Sebanyak 17 persen manusia di dunia meninggal karena kanker, tetapi kurang dari 5 persen gajah yang meninggal karena kanker. Selama tiga tahun ilmuwan di Amerika Serikat meneliti mengapa gajah lebih sedikit terkena kanker dibanding manusia. Jawabannya, gajah memiliki gen zombie yang melindunginya dari kanker.
Penelitian berjudul “Gen LIF Zombie pada Gajah Diatur oleh TP53 untuk Menginduksi Kematian Sel sebagai Respons terhadap Kerusakan DNA” itu dimuat dalam jurnal Cell Reports edisi 14 Agustus 2018 yang juga dipublikasikan sciencedaily.com.
Penelitian dilakukan Departemen Genetika Manusia Universitas Chicago, AS, yaitu Juan Manuel Vazquez, Michael Sulak, Sravanthi Chigurupati, dan Vincent J Lynch.
Prevalensi kanker pada hewan dan manusia itu dikerjakan oleh LN Ableggen dari Universitas Utah, AS, dan kawan-kawan. Penelitian berjudul “Mekanisme Potensial untuk Resistensi Kanker pada Gajah dan Respons Seluler Komparatif terhadap Kerusakan DNA pada Manusia” itu dimuat dalam jurnal JAMA tahun 2015.

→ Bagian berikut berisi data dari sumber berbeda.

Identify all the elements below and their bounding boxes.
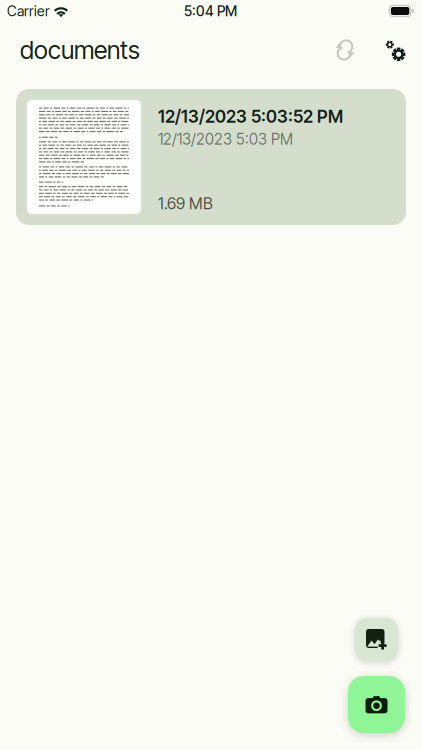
button[interactable]: Settings — [374, 29, 416, 71]
button[interactable]: Refresh — [324, 29, 366, 71]
staticText: 12/13/2023 5:03 PM — [158, 130, 293, 149]
staticText: 12/13/2023 5:03:52 PM — [158, 106, 343, 127]
button[interactable]: 12/13/2023 5:03:52 PM — [16, 89, 406, 225]
button[interactable]: Add photo — [355, 618, 398, 661]
staticText: 1.69 MB — [158, 194, 213, 213]
staticText: 5:04 PM — [184, 2, 237, 20]
staticText: documents — [20, 35, 140, 65]
staticText: Carrier — [7, 2, 50, 20]
button[interactable]: Take photo — [348, 676, 405, 733]
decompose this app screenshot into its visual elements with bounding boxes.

Hasil penelitian Ableggen dan kawan-kawan menunjukkan, meskipun ukuran tubuh gajah besar dan rentang hidup panjang, gajah tetap resisten terhadap kanker, dengan perkiraan angka kematian karena kanker 4,81 persen. Angka kematian karena kanker pada manusia berkisar 11 persen - 25 persen.
“Dibandingkan dengan spesies mamalia lainnya, gajah tampaknya memiliki tingkat kanker yang lebih rendah. Dibandingkan dengan sel manusia, sel gajah menunjukkan peningkatan respons kematian sel (kanker) setelah kerusakan DNA,” kata Ableggen dalam kesimpulannya.
Juan Manuel Vazquez dan kawan-kawan mencari jawaban mengapa gajah lebih resisten terhadap kanker. Secara ringkas, para peneliti dalam abstrak menjelaskan, organisme berbadan besar memiliki lebih banyak sel yang berpotensi berubah menjadi kanker daripada organisme berbadan kecil, yang menyebabkan peningkatan risiko terkena kanker. Jadi, ada korelasi positif antara ukuran tubuh dan risiko kanker. Namun, tidak ada korelasi antara ukuran tubuh dan risiko kanker di seluruh spesies, yang disebut sebagai “paradoks Peto”, yang diambil dari nama peneliti penemunya yaitu R Peto tahun 1975.
Tim ilmuwan AS tersebut menunjukkan bahwa gajah dan kerabat ordo Proboscidea lainnya yang telah punah mungkin telah memecahkan paradoks Peto sebagian melalui refungsionalisasi gen palsu atau pseudo gen faktor penghambatan leukemia atau leukemia inhibitory factor (LIF6) dengan fungsi pro-apoptosis atau mematikan sel. LIF6 diatur oleh gen TP53 sebagai respons terhadap kerusakan DNA dan mesuk ke mitokondria, sumber energi sel, di mana ia menyebabkan kematian sel.
Hewan-hewan dalam kelas Paenungulata seperti gajah, lembu laut, dan hyrax, mengandung banyak duplikat pseudogen LIF, yaitu LIF6. Vincent J Lynch dan rekan-rekan menemukan bahwa bekas pseudogen LIF6 itu berevolusi. LIF6, yang kembali dari kematian, telah menjadi gen kerja yang berharga. Gen LIF6 membuat protein yang berjalan cukup cepat ke mitokondria. Protein itu menusuk lubang di mitokondria, yang menyebabkan sel mati.
“Makanya disebut zombie. Gen yang mati ini hidup kembali. Ketika ia dihidupkan oleh DNA yang rusak, ia membunuh sel itu, dengan cepat. Menyingkirkan sel itu dapat mencegah kanker berikutnya,” kata Lynch menjelaskan kerumitan proses di tingkat gen tersebut.
Hewan yang lebih besar memiliki sel yang jauh lebih banyak dan cenderung hidup lebih lama. Hal itu berarti lebih banyak waktu dan kesempatan untuk mengakumulasi mutasi sel penyebab kanker. Ini juga bisa terjadi pada skala yang lebih kecil. Manusia yang lebih tinggi, misalnya, memiliki angka kejadian kanker yang sedikit daripada orang dengan ukuran rata-rata.
“Hewan besar dan berumur panjang pasti telah mengembangkan mekanisme yang kuat untuk menekan atau menghilangkan sel-sel kanker untuk hidup selama mereka melakukannya,” kata Juan Manuel Vazquez.